Enter Time Compression Strategies (tcsdb.com), the 30-person Indiana-based company founded by Layden and his brother, David, who serves as chief scientist. Their approach to massive data handling is at the heart of complex systems we take for granted. Place a mobile phone call? It's likely routed through cell towers using their software. Touch the control screen in your car, confident that it will work as designed? That reliability is made possible by production lines controlled by TCS code.
Now, Layden believes his company’s latest invention, dubbed Ancelus, holds the key to unburdening the Internet economy from the “things” attached to it. The software’s latest version is now ready for general availability.
“The very devices meant to fulfill the promises of global interconnectivity and data-driven decisions are actually causing the demise of that vision,” he says. “Oracle solutions and Apache Cassandra databases were never designed to handle these loads or to scale at these rates. The data world has been limping along with Band-Aid fixes, and those are failing as well.”
What makes Ancelus different is its approach to data, mimicking the logical structure of data in nature, eliminating the massive overhead of translation from natural to tables. The limitations of any predefined structure are eliminated by the patented abstract physical storage model of Ancelus. Tossing aside the traditional limits of available memory or even the speed of disk storage, Ancelus allows the analysis to happen in real time as it’s streamed. The result is an approach that is five to eight orders of magnitude faster, millions of dollars more affordable, and vastly easier to use than existing systems.

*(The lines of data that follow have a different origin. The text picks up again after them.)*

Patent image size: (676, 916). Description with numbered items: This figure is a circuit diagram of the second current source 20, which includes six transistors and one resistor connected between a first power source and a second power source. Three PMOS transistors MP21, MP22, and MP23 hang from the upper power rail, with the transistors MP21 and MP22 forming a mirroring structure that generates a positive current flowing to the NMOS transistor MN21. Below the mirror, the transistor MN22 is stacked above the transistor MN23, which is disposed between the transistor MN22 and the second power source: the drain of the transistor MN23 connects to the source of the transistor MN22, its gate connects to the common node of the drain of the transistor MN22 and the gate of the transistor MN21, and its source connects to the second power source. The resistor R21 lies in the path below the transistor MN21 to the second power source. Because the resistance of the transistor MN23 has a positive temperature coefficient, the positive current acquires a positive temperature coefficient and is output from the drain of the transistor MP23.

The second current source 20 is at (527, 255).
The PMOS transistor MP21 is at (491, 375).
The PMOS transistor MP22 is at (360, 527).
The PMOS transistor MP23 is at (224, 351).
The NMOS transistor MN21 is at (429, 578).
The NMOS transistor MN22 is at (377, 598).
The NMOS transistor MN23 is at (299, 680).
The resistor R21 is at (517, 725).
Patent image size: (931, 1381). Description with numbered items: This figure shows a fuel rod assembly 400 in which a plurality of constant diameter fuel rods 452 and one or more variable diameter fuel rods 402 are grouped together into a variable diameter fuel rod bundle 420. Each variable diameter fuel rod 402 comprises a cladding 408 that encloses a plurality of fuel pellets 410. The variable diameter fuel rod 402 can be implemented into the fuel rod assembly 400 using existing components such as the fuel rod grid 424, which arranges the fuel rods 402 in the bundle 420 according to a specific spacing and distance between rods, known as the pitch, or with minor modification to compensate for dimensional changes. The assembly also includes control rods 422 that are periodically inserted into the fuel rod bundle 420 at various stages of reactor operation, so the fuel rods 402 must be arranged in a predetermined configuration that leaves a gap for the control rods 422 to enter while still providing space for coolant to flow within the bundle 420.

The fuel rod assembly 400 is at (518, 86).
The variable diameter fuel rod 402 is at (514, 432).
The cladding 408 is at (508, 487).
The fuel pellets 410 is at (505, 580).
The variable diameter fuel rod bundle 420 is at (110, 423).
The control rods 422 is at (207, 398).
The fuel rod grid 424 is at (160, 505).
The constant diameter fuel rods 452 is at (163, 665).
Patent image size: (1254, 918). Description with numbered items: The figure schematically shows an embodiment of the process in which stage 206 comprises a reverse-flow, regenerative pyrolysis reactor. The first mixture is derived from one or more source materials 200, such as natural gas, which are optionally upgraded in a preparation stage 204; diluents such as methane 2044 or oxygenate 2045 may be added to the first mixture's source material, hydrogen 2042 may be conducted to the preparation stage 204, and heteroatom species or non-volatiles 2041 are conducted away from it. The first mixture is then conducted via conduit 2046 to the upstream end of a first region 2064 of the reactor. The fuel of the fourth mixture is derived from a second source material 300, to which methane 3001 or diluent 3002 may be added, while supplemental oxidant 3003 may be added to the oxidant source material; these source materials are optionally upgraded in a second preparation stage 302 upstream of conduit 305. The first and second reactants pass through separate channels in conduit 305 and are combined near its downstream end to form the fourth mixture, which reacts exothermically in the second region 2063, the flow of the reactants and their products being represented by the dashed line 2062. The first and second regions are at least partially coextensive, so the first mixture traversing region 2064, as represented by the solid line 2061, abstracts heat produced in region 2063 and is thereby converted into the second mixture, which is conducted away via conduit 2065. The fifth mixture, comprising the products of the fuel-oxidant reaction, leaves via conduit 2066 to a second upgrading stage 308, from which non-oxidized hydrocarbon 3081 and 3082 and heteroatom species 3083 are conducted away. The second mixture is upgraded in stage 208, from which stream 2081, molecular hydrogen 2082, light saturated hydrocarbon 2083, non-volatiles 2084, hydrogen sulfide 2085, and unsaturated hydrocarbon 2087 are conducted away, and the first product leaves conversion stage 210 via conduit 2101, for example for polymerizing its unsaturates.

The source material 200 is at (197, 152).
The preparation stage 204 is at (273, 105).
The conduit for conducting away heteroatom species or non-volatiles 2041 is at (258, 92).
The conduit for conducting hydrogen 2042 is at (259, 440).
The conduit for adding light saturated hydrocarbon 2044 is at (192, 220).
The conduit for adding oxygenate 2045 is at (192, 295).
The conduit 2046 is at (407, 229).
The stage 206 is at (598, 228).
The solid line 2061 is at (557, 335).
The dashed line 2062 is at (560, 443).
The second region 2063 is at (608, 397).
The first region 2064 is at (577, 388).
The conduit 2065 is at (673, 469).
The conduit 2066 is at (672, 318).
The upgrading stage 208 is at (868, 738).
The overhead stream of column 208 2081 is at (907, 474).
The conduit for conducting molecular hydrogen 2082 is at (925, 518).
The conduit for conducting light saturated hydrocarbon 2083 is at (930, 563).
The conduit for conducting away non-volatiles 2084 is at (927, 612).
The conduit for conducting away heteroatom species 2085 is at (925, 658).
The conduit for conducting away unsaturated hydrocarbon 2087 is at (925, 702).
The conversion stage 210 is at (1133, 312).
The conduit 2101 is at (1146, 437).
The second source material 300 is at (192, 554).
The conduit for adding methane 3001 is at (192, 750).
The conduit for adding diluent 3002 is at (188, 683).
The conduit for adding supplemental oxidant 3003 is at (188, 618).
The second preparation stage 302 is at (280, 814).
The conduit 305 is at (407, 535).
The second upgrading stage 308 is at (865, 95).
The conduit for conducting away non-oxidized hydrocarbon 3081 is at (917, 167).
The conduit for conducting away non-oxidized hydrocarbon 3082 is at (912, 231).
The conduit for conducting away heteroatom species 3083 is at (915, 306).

“The flow of time is fixed, and stored data is persistent, but intelligence is perishable,” Layden points out. “Information has limited utility unless we can assess, alert, adapt and act in real time. The longer organizations go with relying on temporary fixes destined to break, the bigger the failures will be across industries, regions and populations. It’s only a matter of time.”
With its potential – usually viewed in the too-good-to-be-true vein until a customer experiences it or an analyst gets under the hood – why hasn’t TCS killed off Oracle and Apache Cassandra? Aside from TCS’ historical focus on embedded systems in manufacturing and telecom, it’s about sunk costs. Having spent billions on legacy systems, corporations are hesitant to explore alternatives.
“If they keep doing what they’re doing, they’ll keep getting what they’re getting: a slow-motion collapse as data sets grow, performance degrades and costs continue to escalate,” he predicts.
But given the scale of the problem and the ever-growing IoT data deluge, that may be changing. And if anyone knows how to affect change on a large scale, it’s Layden.
His story is decades in the making, and it's now time for TCS to play on a much larger stage. With enterprise-level reliability and new development tools in Ancelus v6.0, the company is taking steps to make early adopters aware of what’s otherwise been hidden in plain sight.
The world is finally catching up with Layden’s thinking. For a visionary who has made his life’s work about speeding products and ideas to market with uncanny precision and unnervingly accurate predictions, it’s about time. And always has been.